A-Trak and Makonnen (photo by The Hundreds)

Honestly, the independent in me loves the fact that rappers can blow up without an infrastructure. This makes me re-examine the role of a label in the digital DIY age. It’s funny because, in relation to majors, we’re supposed to be DIY. But nowadays, even an indie looks like an extra link in the chain. So we have to step our game up and provide more than just distro and executive producer credits.

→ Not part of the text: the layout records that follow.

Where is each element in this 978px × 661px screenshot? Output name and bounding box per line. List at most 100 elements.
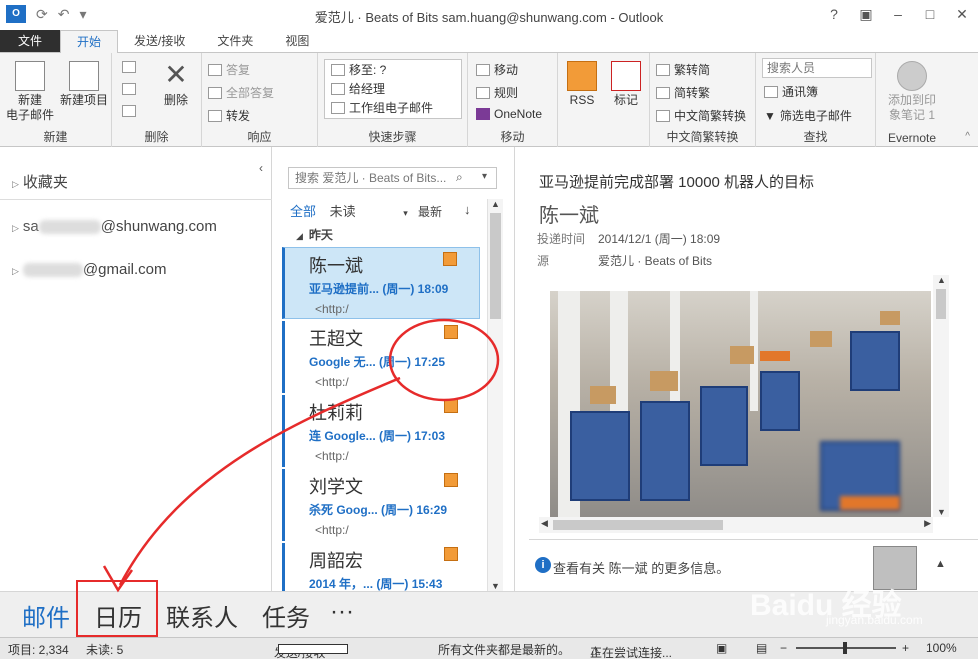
nav-account-gmail[interactable]: ▷ @gmail.com bbox=[12, 261, 167, 278]
forward-icon bbox=[208, 109, 222, 122]
zoom-out-icon[interactable]: − bbox=[780, 641, 787, 655]
reply-icon bbox=[208, 63, 222, 76]
quick-step-team-email[interactable]: 工作组电子邮件 bbox=[325, 98, 461, 117]
simp-to-trad-button[interactable]: 简转繁 bbox=[656, 84, 710, 101]
ignore-icon[interactable] bbox=[122, 61, 136, 73]
new-email-icon bbox=[15, 61, 45, 91]
ribbon-tabs: 文件 开始 发送/接收 文件夹 视图 bbox=[0, 30, 978, 54]
new-items-button[interactable]: 新建项目 bbox=[58, 61, 110, 108]
list-item[interactable]: 刘学文 杀死 Goog... (周一) 16:29 <http:/ bbox=[282, 469, 480, 541]
list-item[interactable]: 陈一斌 亚马逊提前... (周一) 18:09 <http:/ bbox=[282, 247, 480, 319]
cleanup-icon[interactable] bbox=[122, 83, 136, 95]
close-icon[interactable]: ✕ bbox=[946, 0, 978, 30]
send-receive-progress bbox=[278, 644, 348, 654]
normal-view-icon[interactable]: ▣ bbox=[716, 641, 727, 655]
tab-send-receive[interactable]: 发送/接收 bbox=[118, 30, 201, 52]
nav-contacts[interactable]: 联系人 bbox=[166, 598, 238, 633]
status-items: 项目: 2,334 bbox=[8, 643, 69, 657]
move-button[interactable]: 移动 bbox=[476, 61, 518, 78]
tag-button[interactable]: 标记 bbox=[608, 61, 644, 108]
scroll-thumb[interactable] bbox=[490, 213, 501, 319]
quick-step-to-manager[interactable]: 给经理 bbox=[325, 79, 461, 98]
filter-unread[interactable]: 未读 bbox=[330, 204, 356, 219]
tab-folder[interactable]: 文件夹 bbox=[201, 30, 269, 52]
info-icon: i bbox=[535, 557, 551, 573]
ribbon: 新建 电子邮件 新建项目 新建 ✕ 删除 删除 答复 全部答复 转发 响应 移至:… bbox=[0, 53, 978, 147]
nav-tasks[interactable]: 任务 bbox=[262, 598, 310, 633]
search-icon[interactable]: ⌕ bbox=[456, 170, 463, 185]
nav-account-shunwang[interactable]: ▷ sa @shunwang.com bbox=[12, 218, 217, 235]
people-info-text[interactable]: 查看有关 陈一斌 的更多信息。 bbox=[553, 558, 729, 577]
tab-home[interactable]: 开始 bbox=[60, 30, 119, 54]
maximize-icon[interactable]: □ bbox=[914, 0, 946, 30]
scroll-up-icon[interactable]: ▲ bbox=[491, 199, 500, 209]
expand-icon: ▷ bbox=[12, 223, 19, 233]
nav-more[interactable]: ··· bbox=[330, 598, 354, 626]
list-item[interactable]: 王超文 Google 无... (周一) 17:25 <http:/ bbox=[282, 321, 480, 393]
tab-view[interactable]: 视图 bbox=[269, 30, 325, 52]
message-sender[interactable]: 陈一斌 bbox=[539, 199, 599, 228]
rules-button[interactable]: 规则 bbox=[476, 84, 518, 101]
list-filters: 全部 未读 ▾ 最新 ↓ bbox=[290, 201, 490, 220]
scroll-thumb[interactable] bbox=[553, 520, 723, 530]
search-input[interactable]: 搜索 爱范儿 · Beats of Bits... bbox=[288, 167, 497, 189]
nav-mail[interactable]: 邮件 bbox=[22, 598, 70, 633]
group-header-yesterday[interactable]: ◢ 昨天 bbox=[296, 226, 333, 243]
flag-icon bbox=[611, 61, 641, 91]
filter-all[interactable]: 全部 bbox=[290, 204, 316, 219]
scroll-down-icon[interactable]: ▼ bbox=[937, 507, 946, 517]
folder-pane: ‹ ▷ 收藏夹 ▷ sa @shunwang.com ▷ @gmail.com bbox=[0, 147, 272, 591]
address-book-button[interactable]: 通讯簿 bbox=[764, 83, 818, 100]
list-item[interactable]: 周韶宏 2014 年，... (周一) 15:43 bbox=[282, 543, 480, 591]
rss-button[interactable]: RSS bbox=[564, 61, 600, 108]
expand-people-pane-icon[interactable]: ▲ bbox=[935, 558, 946, 570]
rss-icon bbox=[444, 547, 458, 561]
reading-vscrollbar[interactable]: ▲ ▼ bbox=[933, 275, 949, 517]
list-item[interactable]: 杜莉莉 连 Google... (周一) 17:03 <http:/ bbox=[282, 395, 480, 467]
sort-newest[interactable]: 最新 bbox=[418, 203, 442, 220]
sort-arrow-icon: ↓ bbox=[464, 202, 471, 217]
search-people-input[interactable]: 搜索人员 bbox=[762, 58, 872, 78]
group-label-new: 新建 bbox=[43, 130, 68, 144]
group-tags: RSS 标记 bbox=[558, 53, 650, 147]
quick-step-move-to[interactable]: 移至: ? bbox=[325, 60, 461, 79]
reply-all-icon bbox=[208, 86, 222, 99]
help-icon[interactable]: ? bbox=[818, 0, 850, 30]
scroll-right-icon[interactable]: ▶ bbox=[924, 518, 931, 529]
scroll-thumb[interactable] bbox=[936, 289, 946, 319]
minimize-icon[interactable]: – bbox=[882, 0, 914, 30]
reading-hscrollbar[interactable]: ◀ ▶ bbox=[539, 517, 933, 533]
collapse-pane-icon[interactable]: ‹ bbox=[259, 161, 263, 175]
zoom-level[interactable]: 100% bbox=[926, 641, 957, 655]
trad-to-simp-button[interactable]: 繁转简 bbox=[656, 61, 710, 78]
reading-view-icon[interactable]: ▤ bbox=[756, 641, 767, 655]
filter-email-button[interactable]: ▼ 筛选电子邮件 bbox=[764, 107, 852, 124]
zoom-thumb[interactable] bbox=[843, 642, 847, 654]
reply-all-button[interactable]: 全部答复 bbox=[208, 84, 274, 101]
tab-file[interactable]: 文件 bbox=[0, 30, 60, 52]
zoom-in-icon[interactable]: + bbox=[902, 641, 909, 655]
group-label-delete: 删除 bbox=[144, 130, 169, 144]
scroll-left-icon[interactable]: ◀ bbox=[541, 518, 548, 529]
collapse-ribbon-icon[interactable]: ^ bbox=[965, 131, 970, 142]
group-new: 新建 电子邮件 新建项目 新建 bbox=[0, 53, 112, 147]
junk-icon[interactable] bbox=[122, 105, 136, 117]
forward-button[interactable]: 转发 bbox=[208, 107, 250, 124]
scroll-up-icon[interactable]: ▲ bbox=[937, 275, 946, 285]
convert-button[interactable]: 中文简繁转换 bbox=[656, 107, 746, 124]
scroll-down-icon[interactable]: ▼ bbox=[491, 581, 500, 591]
ribbon-display-icon[interactable]: ▣ bbox=[850, 0, 882, 30]
list-scrollbar[interactable]: ▲ ▼ bbox=[487, 199, 503, 591]
message-list: 搜索 爱范儿 · Beats of Bits... ⌕ ▾ 全部 未读 ▾ 最新… bbox=[272, 147, 515, 591]
onenote-button[interactable]: OneNote bbox=[476, 107, 542, 121]
status-unread: 未读: 5 bbox=[86, 643, 124, 657]
new-email-button[interactable]: 新建 电子邮件 bbox=[4, 61, 56, 123]
group-chinese-convert: 繁转简 简转繁 中文简繁转换 中文简繁转换 bbox=[650, 53, 756, 147]
group-respond: 答复 全部答复 转发 响应 bbox=[202, 53, 318, 147]
add-to-evernote-button[interactable]: 添加到印 象笔记 1 bbox=[880, 61, 944, 123]
nav-favorites[interactable]: ▷ 收藏夹 bbox=[12, 171, 68, 192]
sort-dropdown-icon[interactable]: ▾ bbox=[403, 208, 408, 218]
search-scope-dropdown-icon[interactable]: ▾ bbox=[482, 171, 487, 182]
delete-button[interactable]: ✕ 删除 bbox=[156, 61, 196, 108]
reply-button[interactable]: 答复 bbox=[208, 61, 250, 78]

Travi$ Scott hit the zeitgeist nail on the head

I loved YG’s album and trust me, I couldn’t be happier for Run The Jewels. But my favorite record of 2014 wasn’t featured on any year-end lists. To me, if there’s one release that exemplifies where rap is at right now, it’s Travi$ Scott’s Days Before Rodeo. He hit the zeitgeist nail on the head. Travi$ is a keen observer: he recognized Atlanta’s rising weirdos, so he cast phenom of the year Young Thug, Migos and Metro Boomin to accompany his signature howling and brooding production. The result is both undeniably authentic and astutely curated, with a rare attention to detail. The line between artist and A&R is forever blurred.

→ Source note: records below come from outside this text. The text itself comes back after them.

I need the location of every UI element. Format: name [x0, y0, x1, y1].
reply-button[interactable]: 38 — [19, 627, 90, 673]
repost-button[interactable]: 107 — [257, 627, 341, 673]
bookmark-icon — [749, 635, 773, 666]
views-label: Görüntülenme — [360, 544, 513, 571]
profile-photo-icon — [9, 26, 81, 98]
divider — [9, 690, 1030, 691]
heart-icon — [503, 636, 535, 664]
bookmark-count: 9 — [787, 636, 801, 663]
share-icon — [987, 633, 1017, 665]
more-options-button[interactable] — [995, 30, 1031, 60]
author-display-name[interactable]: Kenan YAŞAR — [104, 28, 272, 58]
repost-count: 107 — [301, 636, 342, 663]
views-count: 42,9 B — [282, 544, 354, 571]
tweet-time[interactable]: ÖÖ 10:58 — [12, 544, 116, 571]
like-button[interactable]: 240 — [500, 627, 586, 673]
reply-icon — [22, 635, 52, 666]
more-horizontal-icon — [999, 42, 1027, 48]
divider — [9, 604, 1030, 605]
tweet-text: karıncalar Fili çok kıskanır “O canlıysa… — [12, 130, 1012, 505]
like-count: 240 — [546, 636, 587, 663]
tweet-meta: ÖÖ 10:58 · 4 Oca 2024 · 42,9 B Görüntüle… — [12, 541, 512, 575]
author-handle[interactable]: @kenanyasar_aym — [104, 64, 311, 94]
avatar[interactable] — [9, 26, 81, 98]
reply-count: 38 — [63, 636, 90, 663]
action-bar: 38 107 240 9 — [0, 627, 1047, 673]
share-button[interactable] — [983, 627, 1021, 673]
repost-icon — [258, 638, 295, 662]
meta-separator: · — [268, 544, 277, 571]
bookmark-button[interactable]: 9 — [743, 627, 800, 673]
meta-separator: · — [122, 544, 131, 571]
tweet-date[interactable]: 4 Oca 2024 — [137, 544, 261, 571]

Sure, OutKast reunited, but 2014 was mainly the year of the new outcasts. Consider Yung Lean: a nerdy 18 year-old white kid from Sweden who has the best videos in the game. Dej Loaf: Detroit’s answer to Da Brat whose hit record seemingly appeared out of thin air. Logic: a Maryland salt-of-the-earth lyricist who sold 72,000 albums his first week. Lecrae: a Gospel rapper who landed No 1 on the Billboard 200. Would they be getting as much attention if Kendrick put out a record this year? Probably not. That opening is just what the game needed.

The year of the new outcasts: Yung Lean, Dej Loaf, Logic, Lecrae

Since the days of Zulu Nation and pristine shell-toe Adidas, hip-hop always had a strong sense of rules, a rigid code of conduct, an obsession with authenticity, appearance and even sexual orientation. When Young Thug playfully calls Rich Homie Quan his husband—much to the ire of closed-minded Instagram commentors—it feels like rap has been flipped upside down, in the best possible way. Nothing Was The Same indeed.

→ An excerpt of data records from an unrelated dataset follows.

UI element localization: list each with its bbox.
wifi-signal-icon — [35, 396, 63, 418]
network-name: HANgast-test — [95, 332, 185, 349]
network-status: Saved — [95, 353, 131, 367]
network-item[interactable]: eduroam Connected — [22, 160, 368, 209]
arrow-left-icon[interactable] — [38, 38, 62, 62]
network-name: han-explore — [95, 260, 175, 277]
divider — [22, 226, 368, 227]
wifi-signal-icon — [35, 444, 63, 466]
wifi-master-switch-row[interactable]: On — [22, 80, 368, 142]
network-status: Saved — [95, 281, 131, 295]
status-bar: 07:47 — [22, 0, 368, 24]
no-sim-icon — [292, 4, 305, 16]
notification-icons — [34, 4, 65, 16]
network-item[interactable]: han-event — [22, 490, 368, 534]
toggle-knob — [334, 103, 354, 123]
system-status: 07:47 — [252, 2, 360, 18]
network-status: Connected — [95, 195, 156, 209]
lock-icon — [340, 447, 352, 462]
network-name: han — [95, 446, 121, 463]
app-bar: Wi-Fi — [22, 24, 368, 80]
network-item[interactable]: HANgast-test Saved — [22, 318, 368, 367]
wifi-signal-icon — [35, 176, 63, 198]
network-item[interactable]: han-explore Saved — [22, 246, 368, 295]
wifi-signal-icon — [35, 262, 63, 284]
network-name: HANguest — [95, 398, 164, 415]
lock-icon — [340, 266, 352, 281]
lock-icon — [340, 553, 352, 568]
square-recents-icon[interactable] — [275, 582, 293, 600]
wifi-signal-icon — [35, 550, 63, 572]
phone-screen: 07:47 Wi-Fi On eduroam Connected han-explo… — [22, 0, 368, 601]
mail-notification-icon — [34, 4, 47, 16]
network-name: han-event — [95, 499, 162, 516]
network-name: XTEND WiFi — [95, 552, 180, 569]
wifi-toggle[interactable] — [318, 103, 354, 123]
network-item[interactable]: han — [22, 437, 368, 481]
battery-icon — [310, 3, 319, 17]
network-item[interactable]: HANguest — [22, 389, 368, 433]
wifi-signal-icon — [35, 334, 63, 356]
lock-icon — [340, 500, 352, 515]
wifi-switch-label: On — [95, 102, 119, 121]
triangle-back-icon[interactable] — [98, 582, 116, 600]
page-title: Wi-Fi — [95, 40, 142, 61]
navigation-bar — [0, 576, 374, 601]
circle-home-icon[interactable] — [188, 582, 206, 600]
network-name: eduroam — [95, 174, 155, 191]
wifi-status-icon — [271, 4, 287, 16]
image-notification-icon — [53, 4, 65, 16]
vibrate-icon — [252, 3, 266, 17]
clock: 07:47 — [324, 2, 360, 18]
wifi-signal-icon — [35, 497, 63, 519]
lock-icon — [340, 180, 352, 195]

Young Thug (L) and Rich Homie Quan

Going back to that fateful night when Drizzy posted his “Tuesday” verse, I remember Travi$ Scott put a screenshot of the remix on IG. In hindsight, it was the most meta moment of the year: Travi$ (album of the year), screen-grabs a SoundCloud post (rap adopts tech) of Drake (superstar rapper) fanning out to iLoveMakonnen (then unknown artist). Travi$ captioned it: “is this for real?” And the answer is: yes, this is rap in 2014.